Petty gentry

Petty gentry. Members of the nobility (mainly in Western Ukraine) who had the legal rights of that estate (see Estates) but did not own serfs, and worked their relatively small landholdings by themselves. They tended to live in compact groups, in whole villages or parts of villages. The greatest number of such villages were in Subcarpathia (particularly Sambir and Skole counties), Podilia (Bar county), and central and eastern Polisia (the Ovruch and Liubech areas). The petty gentry became a distinct social class in Galicia in the 14th century; it consisted mainly of impoverished boyars, the retainers of princes, and the free peasantry of the Principality of Galicia-Volhynia.
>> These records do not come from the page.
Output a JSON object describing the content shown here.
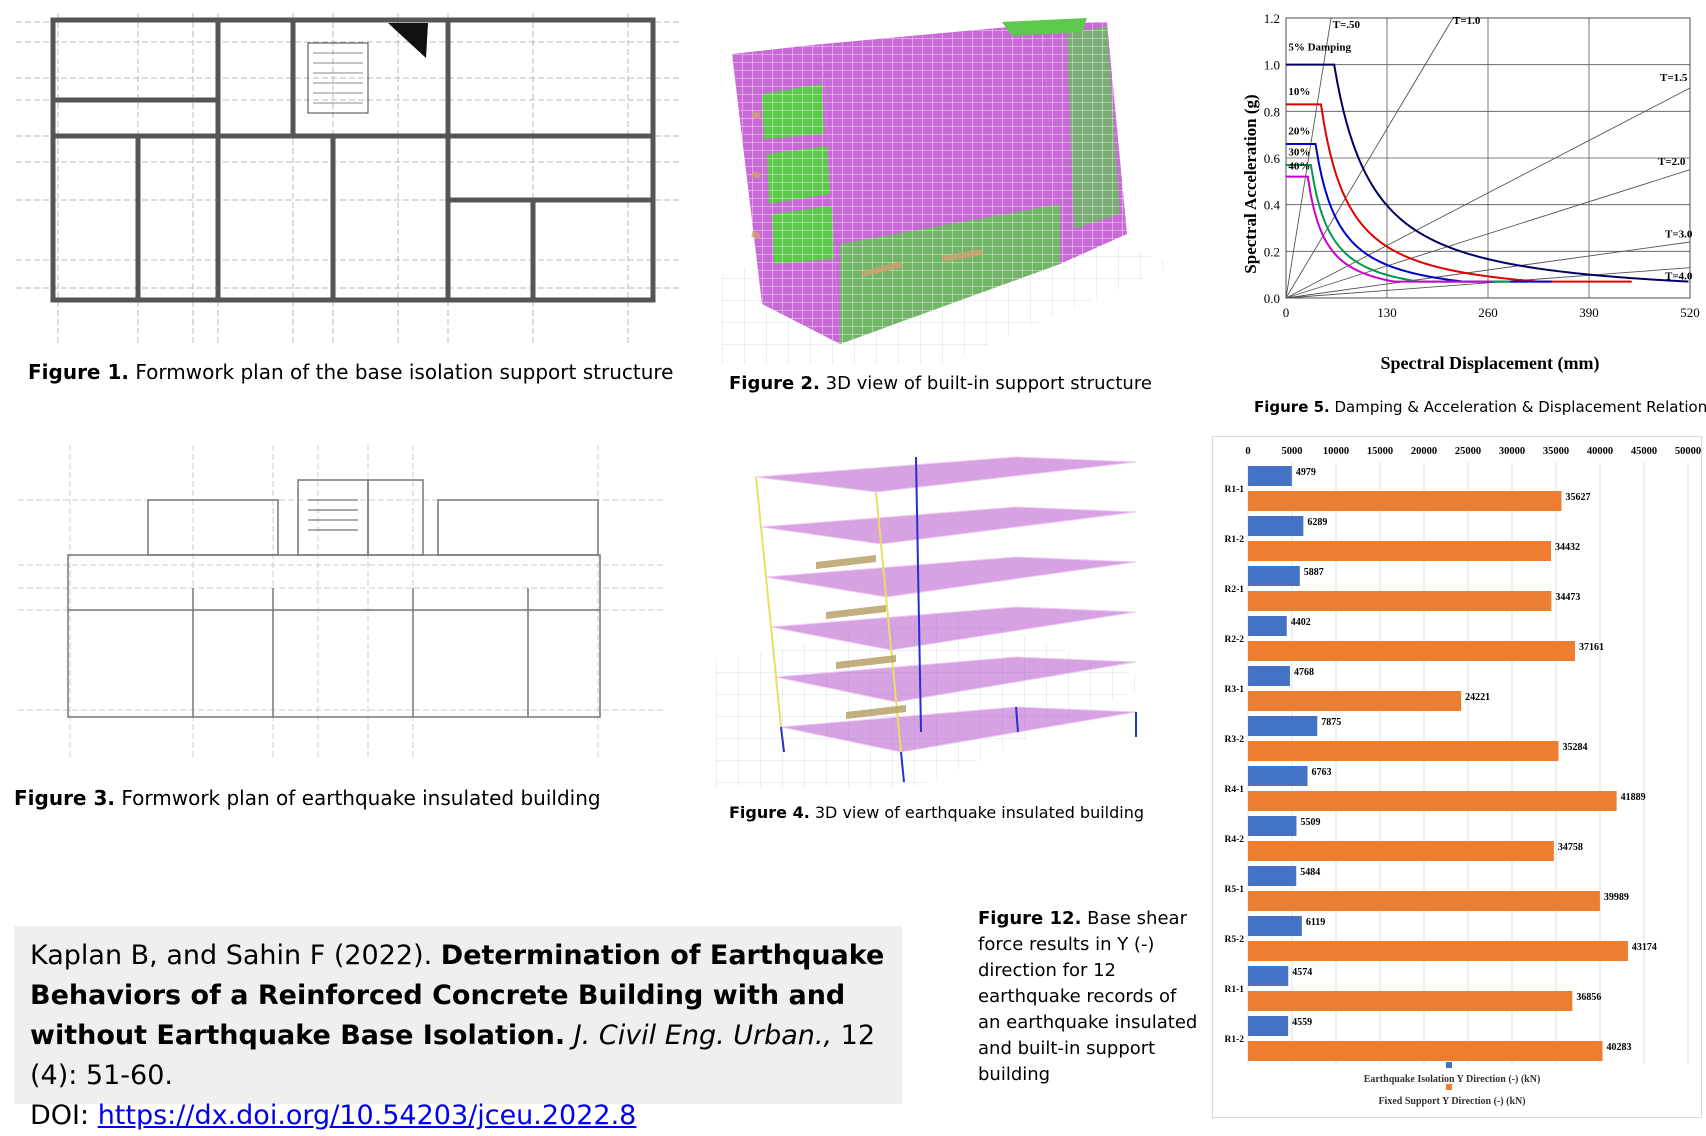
{
  "fig1": {
    "label": "Figure 1.",
    "text": " Formwork plan of the base isolation support structure"
  },
  "fig2": {
    "label": "Figure 2.",
    "text": " 3D view of built-in support structure"
  },
  "fig3": {
    "label": "Figure 3.",
    "text": " Formwork plan of earthquake insulated building"
  },
  "fig4": {
    "label": "Figure 4.",
    "text": " 3D view of earthquake insulated building"
  },
  "fig5": {
    "label": "Figure 5.",
    "text": " Damping & Acceleration & Displacement Relationship"
  },
  "fig12": {
    "label": "Figure 12.",
    "text": " Base shear force results in Y (-) direction for 12 earthquake records of an earthquake insulated and built-in support building"
  },
  "citation": {
    "authors": "Kaplan B, and Sahin F (2022). ",
    "title": "Determination of Earthquake Behaviors of a Reinforced Concrete Building with and without Earthquake Base Isolation.",
    "journal": " J. Civil Eng. Urban.,",
    "volume": " 12 (4): 51-60.",
    "doi_label": "DOI: ",
    "doi_url": "https://dx.doi.org/10.54203/jceu.2022.8"
  },
  "colors": {
    "isolation": "#4472c4",
    "fixed": "#ed7d31",
    "citation_bg": "#efefef",
    "link": "#0000ee"
  },
  "chart_data": [
    {
      "type": "line",
      "xlabel": "Spectral Displacement (mm)",
      "ylabel": "Spectral Acceleration (g)",
      "xlim": [
        0,
        520
      ],
      "ylim": [
        0,
        1.2
      ],
      "xticks": [
        0,
        130,
        260,
        390,
        520
      ],
      "yticks": [
        0.0,
        0.2,
        0.4,
        0.6,
        0.8,
        1.0,
        1.2
      ],
      "grid": true,
      "period_lines": [
        "T=.50",
        "T=1.0",
        "T=1.5",
        "T=2.0",
        "T=3.0",
        "T=4.0"
      ],
      "series": [
        {
          "name": "5% Damping",
          "color": "#000066",
          "plateau": 1.0
        },
        {
          "name": "10%",
          "color": "#e00000",
          "plateau": 0.83
        },
        {
          "name": "20%",
          "color": "#0000cc",
          "plateau": 0.66
        },
        {
          "name": "30%",
          "color": "#00994d",
          "plateau": 0.57
        },
        {
          "name": "40%",
          "color": "#cc00cc",
          "plateau": 0.52
        }
      ]
    },
    {
      "type": "bar",
      "orientation": "horizontal",
      "categories": [
        "R1-1",
        "R1-2",
        "R2-1",
        "R2-2",
        "R3-1",
        "R3-2",
        "R4-1",
        "R4-2",
        "R5-1",
        "R5-2",
        "R1-1",
        "R1-2"
      ],
      "xticks": [
        0,
        5000,
        10000,
        15000,
        20000,
        25000,
        30000,
        35000,
        40000,
        45000,
        50000
      ],
      "xlim": [
        0,
        50000
      ],
      "legend_position": "bottom",
      "series": [
        {
          "name": "Earthquake Isolation Y Direction (-) (kN)",
          "values": [
            4979,
            6289,
            5887,
            4402,
            4768,
            7875,
            6763,
            5509,
            5484,
            6119,
            4574,
            4559
          ]
        },
        {
          "name": "Fixed Support Y Direction (-) (kN)",
          "values": [
            35627,
            34432,
            34473,
            37161,
            24221,
            35284,
            41889,
            34758,
            39989,
            43174,
            36856,
            40283
          ]
        }
      ]
    }
  ]
}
The families of petty gentry often adopted the name of the village they resided in as their own (Bereziv–Berezovsky, Chaikovychi–Chaikivsky, Terlo–Terletsky, Krushelnytsia–Krushelnytsky, Hordynia–Hordynsky, Kulchytsi–Kulchytsky). The Polish coats of arms most often used were the Sas (an arrow above a crescent moon with stars at each end) and Korczak (three horizontal rivers of unequal length). The petty nobility participated in anti-Polish uprisings, particularly those led by Mukha (see Mukha rebellion) and Bohdan Khmelnytsky. Hetman Petro Konashevych-Sahaidachny and a number of Greek Catholic leaders and educators came from that class. After the abolition of serfdom they lost their social privileges but still differed from former serfs in their everyday habits and specific traditions. In the 1920s and 1930s, attempts made to Polonize them were largely unsuccessful.